Latas de cerveja e um noturno de Chopin

Notícias Magazine

O rio da minha aldeia chama-se Monongahela. O problema com ele não é só o nome, impronunciável. Um dia, era eu garoto, um B-25 da Força Aérea americana caiu no Monongahela. Era inverno, os seis homens da tripulação sobreviveram à queda, mas dois não aguentaram o frio da água. Mas olhem para o mistério: o avião era uma bisarma, que as águas mal podiam cobrir e, no entanto, o bombardeiro nunca mais apareceu. Nem uma pá dos dois motores, nem um assento, nada – até hoje. A minha aldeia tem buracos negros, vive disso, das minas de carvão.
A minha aldeia chama-se Clairton. No oeste da Pensilvânia, onde, no próximo novembro, os votos conservadores dos operários farão bascular o estado, ou não, para a direita, se compensarem os votos democratas dos funcionários de Filadélfia. Lembro-me da tabuleta de entrada – na única rua da aldeia, atravessando-a – que dizia: “Bem-vindos a Clairton, Cidade da Oração.” Estava escrito “city”, que dá para cidade ou aldeia, o que quiserem. Na verdade, a tabuleta nunca lá esteve, só foi posta por causa de um filme. O importante é que foi lá que conheci os meus.

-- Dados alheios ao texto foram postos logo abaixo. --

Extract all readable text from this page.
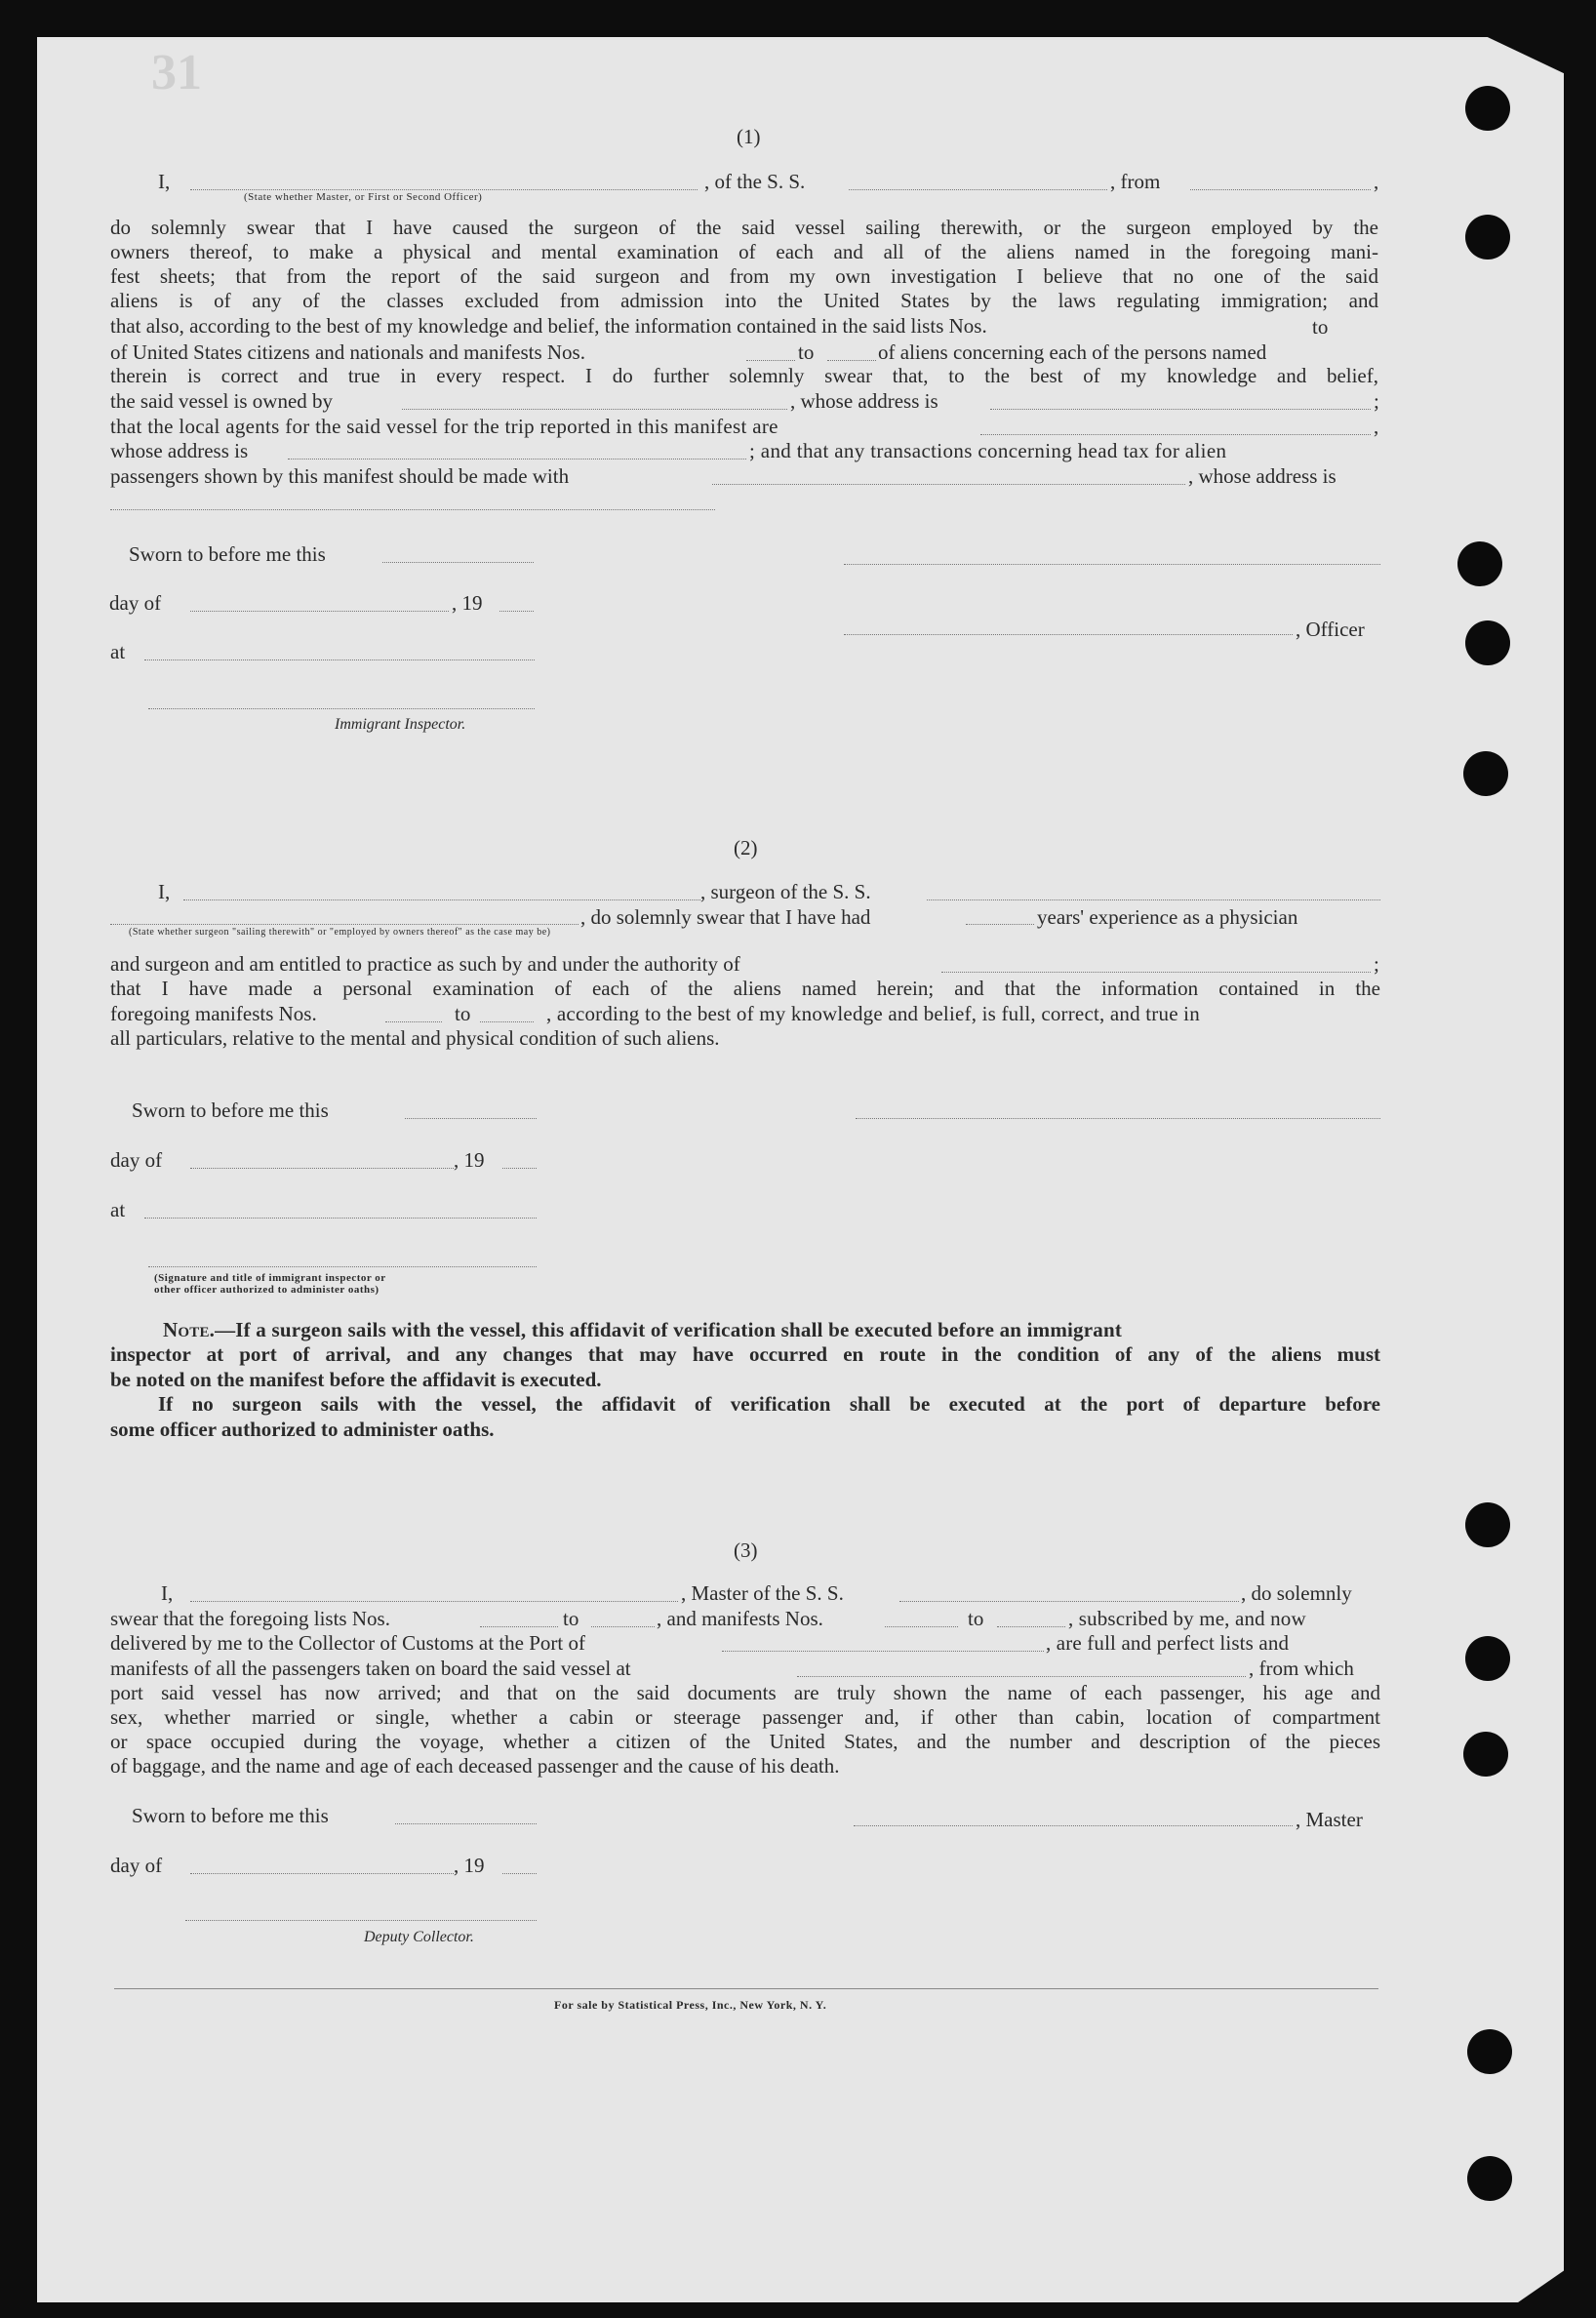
31
(1)
I,
(State whether Master, or First or Second Officer)
, of the S. S.	, from	,
do solemnly swear that I have caused the surgeon of the said vessel sailing therewith, or the surgeon employed by the
owners thereof, to make a physical and mental examination of each and all of the aliens named in the foregoing mani-
fest sheets; that from the report of the said surgeon and from my own investigation I believe that no one of the said
aliens is of any of the classes excluded from admission into the United States by the laws regulating immigration; and
that also, according to the best of my knowledge and belief, the information contained in the said lists Nos.	to
of United States citizens and nationals and manifests Nos.	to	of aliens concerning each of the persons named
therein is correct and true in every respect. I do further solemnly swear that, to the best of my knowledge and belief,
the said vessel is owned by	, whose address is	;
that the local agents for the said vessel for the trip reported in this manifest are	,
whose address is	; and that any transactions concerning head tax for alien
passengers shown by this manifest should be made with	, whose address is
Sworn to before me this
day of	, 19
, Officer
at
Immigrant Inspector.
(2)
I,	, surgeon of the S. S.
, do solemnly swear that I have had	years' experience as a physician
(State whether surgeon "sailing therewith" or "employed by owners thereof" as the case may be)
and surgeon and am entitled to practice as such by and under the authority of	;
that I have made a personal examination of each of the aliens named herein; and that the information contained in the
foregoing manifests Nos.	to	, according to the best of my knowledge and belief, is full, correct, and true in
all particulars, relative to the mental and physical condition of such aliens.
Sworn to before me this
day of	, 19
at
(Signature and title of immigrant inspector or
other officer authorized to administer oaths)
Note.—If a surgeon sails with the vessel, this affidavit of verification shall be executed before an immigrant
inspector at port of arrival, and any changes that may have occurred en route in the condition of any of the aliens must
be noted on the manifest before the affidavit is executed.
If no surgeon sails with the vessel, the affidavit of verification shall be executed at the port of departure before
some officer authorized to administer oaths.
(3)
I,	, Master of the S. S.	, do solemnly
swear that the foregoing lists Nos.	to	, and manifests Nos.	to	, subscribed by me, and now
delivered by me to the Collector of Customs at the Port of	, are full and perfect lists and
manifests of all the passengers taken on board the said vessel at	, from which
port said vessel has now arrived; and that on the said documents are truly shown the name of each passenger, his age and
sex, whether married or single, whether a cabin or steerage passenger and, if other than cabin, location of compartment
or space occupied during the voyage, whether a citizen of the United States, and the number and description of the pieces
of baggage, and the name and age of each deceased passenger and the cause of his death.
Sworn to before me this	, Master
day of	, 19
Deputy Collector.
For sale by Statistical Press, Inc., New York, N. Y.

Robert de Niro, Christopher Walken, John Cazale, John Savage, operários da siderurgia, e, claro, a namorada do Christopher, Meryl Streep, acho mesmo que foi ele que ma apresentou. Eles eram todos, ou quase todos, de origem russa, iam à igreja ortodoxa e eu, português (português bizarro, mas português), entendia-me com eles por sermos da mesma aldeia. Definição da minha aldeia: jovens, fim dos anos 60. Por favor, não me emendem, sei que The Deer Hunter, O Caçador, foi realizado dez anos depois (1978), mas quem vos está a falar de um filme? Eu estou dentro de Clairton, fim dos anos 60, como disse.

Eles bebiam como filhos de russos, dançavam como filhos de russos e falavam uma linguagem universal, pois iam para a guerra. Naquele tempo a palavra pronunciava-se assim: “Vietname.” Num dia de bebedeira, um forasteiro vestido de soldado e que já conhecia a tal “vietname”, sabendo que alguns dos meus amigos iam partir para lá, disse: “Fuck it.” Acho que foi a primeira vez que ouvi a expressão.

Depois, fui com os meus amigos caçar veados. Os carros eram espadas, longos, muita chaparia, com a pintura gangrenada pelo sal deitado ao gelo das estradas. O grupo era de jovens sem compreender o que começavam e começavam numa encruzilhada que não o era. Iríamos para onde já estava decidido irmos. Ou talvez não. Quase todos queriam caçar em algazarra, menos Robert, que era metódico. Matou o veado limpamente. Depois fomos beber para o bar da nossa aldeia. Abriam-se as latas de cerveja e era um chuveiro de espuma. Bebíamos mais e gritávamos. O dono do bar calou-nos sentando-se ao piano. É o que tem de bom receber emigrantes do Leste europeu, são bêbados mas têm música dentro deles. O homem tocou um noturno de Chopin sobre a nossa bebedeira.

Não sei se vocês sentiram isso quando viram o filme. Eu, de dentro, senti. Estávamos no início da nossa amizade e percebi o que ia acontecer- nos nas três horas que ela durou. A vida é uma roleta russa, e ela não tem nada a ver com o exotismo de Saigão, que, aliás, é uma rua de Banguecoque. Tão falso como a ilusão de que somos nós a rodar o tambor e premir o gatilho. Não somos nem isso, somos muito mais. Talvez um grupo de amigos bêbados e um piano, como me disse, um dia, um amigo da minha aldeia, que nunca conheci. Adeus, Michael Cimino.